Шмидт немного поплавал в бассейне, переоделся и отправился на кухню: на него напал зверский аппетит. На кухне никого не было — наверное, Коринн все еще укладывает Шарлотту или уже ушла к себе; она занимала комнату по другую сторону буфетной. От выпивки — Шмидт налил себе бурбона — ему стало тепло. Стоя у плиты, он доел за Мэри томатный суп и остаток сыра и уже собирался сложить тарелки и кастрюлю в машину, как вдруг услышал: Мсье не должен мыть тарелки. Это моя работа.
Заинтересовавшись, он посмотрел на нее. Девочка была босиком, видно, потому он и не услышал, как она вошла.
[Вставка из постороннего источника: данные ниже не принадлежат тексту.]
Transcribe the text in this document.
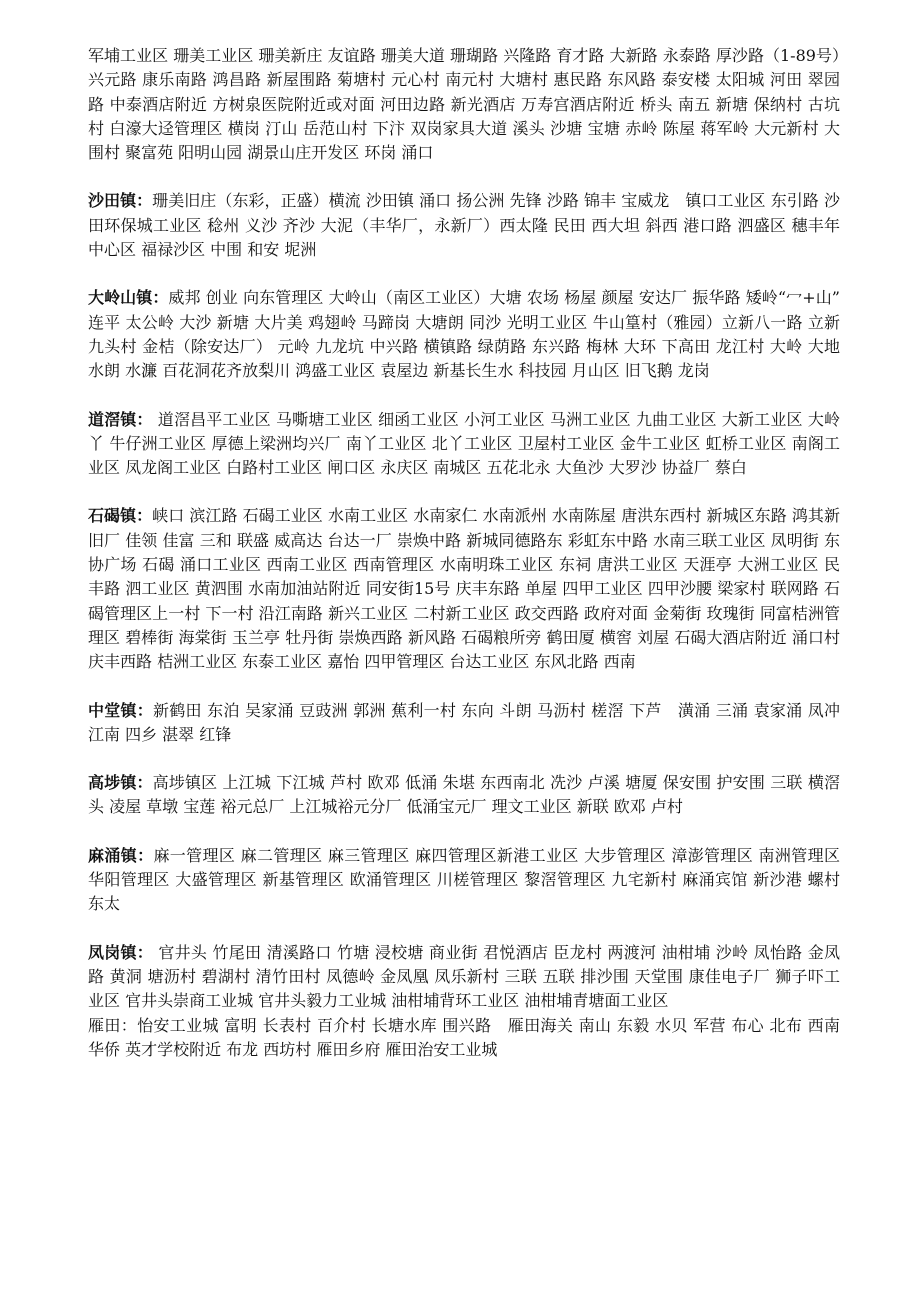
军埔工业区 珊美工业区 珊美新庄 友谊路 珊美大道 珊瑚路 兴隆路 育才路 大新路 永泰路 厚沙路（1-89号）兴元路 康乐南路 鸿昌路 新屋围路 菊塘村 元心村 南元村 大塘村 惠民路 东风路 泰安楼 太阳城 河田 翠园路 中泰酒店附近 方树泉医院附近或对面 河田边路 新光酒店 万寿宫酒店附近 桥头 南五 新塘 保纳村 古坑村 白濠大迳管理区 横岗 汀山 岳范山村 下汴 双岗家具大道 溪头 沙塘 宝塘 赤岭 陈屋 蒋军岭 大元新村 大围村 聚富苑 阳明山园 湖景山庄开发区 环岗 涌口

沙田镇：珊美旧庄（东彩，正盛）横流 沙田镇 涌口 扬公洲 先锋 沙路 锦丰 宝威龙　镇口工业区 东引路 沙田环保城工业区 稔州 义沙 齐沙 大泥（丰华厂，永新厂）西太隆 民田 西大坦 斜西 港口路 泗盛区 穗丰年 中心区 福禄沙区 中围 和安 坭洲

大岭山镇：威邦 创业 向东管理区 大岭山（南区工业区）大塘 农场 杨屋 颜屋 安达厂 振华路 矮岭“冖+山” 连平 太公岭 大沙 新塘 大片美 鸡翅岭 马蹄岗 大塘朗 同沙 光明工业区 牛山篁村（雅园）立新八一路 立新九头村 金桔（除安达厂） 元岭 九龙坑 中兴路 横镇路 绿荫路 东兴路 梅林 大环 下高田 龙江村 大岭 大地 水朗 水濂 百花洞花齐放梨川 鸿盛工业区 袁屋边 新基长生水 科技园 月山区 旧飞鹅 龙岗

道滘镇： 道滘昌平工业区 马嘶塘工业区 细函工业区 小河工业区 马洲工业区 九曲工业区 大新工业区 大岭丫 牛仔洲工业区 厚德上梁洲均兴厂 南丫工业区 北丫工业区 卫屋村工业区 金牛工业区 虹桥工业区 南阁工业区 凤龙阁工业区 白路村工业区 闸口区 永庆区 南城区 五花北永 大鱼沙 大罗沙 协益厂 蔡白

石碣镇：峡口 滨江路 石碣工业区 水南工业区 水南家仁 水南派州 水南陈屋 唐洪东西村 新城区东路 鸿其新旧厂 佳领 佳富 三和 联盛 威高达 台达一厂 崇焕中路 新城同德路东 彩虹东中路 水南三联工业区 凤明街 东协广场 石碣 涌口工业区 西南工业区 西南管理区 水南明珠工业区 东祠 唐洪工业区 天涯亭 大洲工业区 民丰路 泗工业区 黄泗围 水南加油站附近 同安街15号 庆丰东路 单屋 四甲工业区 四甲沙腰 梁家村 联网路 石碣管理区上一村 下一村 沿江南路 新兴工业区 二村新工业区 政交西路 政府对面 金菊街 玫瑰街 同富桔洲管理区 碧棒街 海棠街 玉兰亭 牡丹街 崇焕西路 新风路 石碣粮所旁 鹤田厦 横窖 刘屋 石碣大酒店附近 涌口村 庆丰西路 桔洲工业区 东泰工业区 嘉怡 四甲管理区 台达工业区 东风北路 西南

中堂镇：新鹤田 东泊 吴家涌 豆豉洲 郭洲 蕉利一村 东向 斗朗 马沥村 槎滘 下芦　潢涌 三涌 袁家涌 凤冲 江南 四乡 湛翠 红锋

高埗镇：高埗镇区 上江城 下江城 芦村 欧邓 低涌 朱堪 东西南北 冼沙 卢溪 塘厦 保安围 护安围 三联 横滘头 凌屋 草墩 宝莲 裕元总厂 上江城裕元分厂 低涌宝元厂 理文工业区 新联 欧邓 卢村

麻涌镇：麻一管理区 麻二管理区 麻三管理区 麻四管理区新港工业区 大步管理区 漳澎管理区 南洲管理区 华阳管理区 大盛管理区 新基管理区 欧涌管理区 川槎管理区 黎滘管理区 九宅新村 麻涌宾馆 新沙港 螺村 东太

凤岗镇： 官井头 竹尾田 清溪路口 竹塘 浸校塘 商业街 君悦酒店 臣龙村 两渡河 油柑埔 沙岭 凤怡路 金凤路 黄洞 塘沥村 碧湖村 清竹田村 凤德岭 金凤凰 凤乐新村 三联 五联 排沙围 天堂围 康佳电子厂 狮子吓工业区 官井头崇商工业城 官井头毅力工业城 油柑埔背环工业区 油柑埔青塘面工业区

雁田：怡安工业城 富明 长表村 百介村 长塘水库 围兴路　雁田海关 南山 东毅 水贝 军营 布心 北布 西南 华侨 英才学校附近 布龙 西坊村 雁田乡府 雁田治安工业城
Эти слова стали, наверное, первой фразой, с которой Коринн обратилась к нему лично. С самого начала июня, когда она у них появилась, Шмидт приходил домой поздно, а на даче девочка держалась застенчивее всех своих предшественниц. Хотя по-английски она говорила практически без акцента, и французский у нее, если верить Мэри, был чистым. Возможно, стеснялась своего азиатского происхождения. Мэри что-то говорила об отце Коринн, который работал во французской администрации в какой-то из тех стран, от которых так устал Шмидт: в Камбодже, Вьетнаме или, вероятнее всего, в Лаосе. Как бы там ни было, этот француз взял в жены местную даму из знатной семьи, а спустя много лет, через несколько лет после Дьен-Бьен-Фу,
[14]
привез ее и дочку во Францию, где вскоре умер.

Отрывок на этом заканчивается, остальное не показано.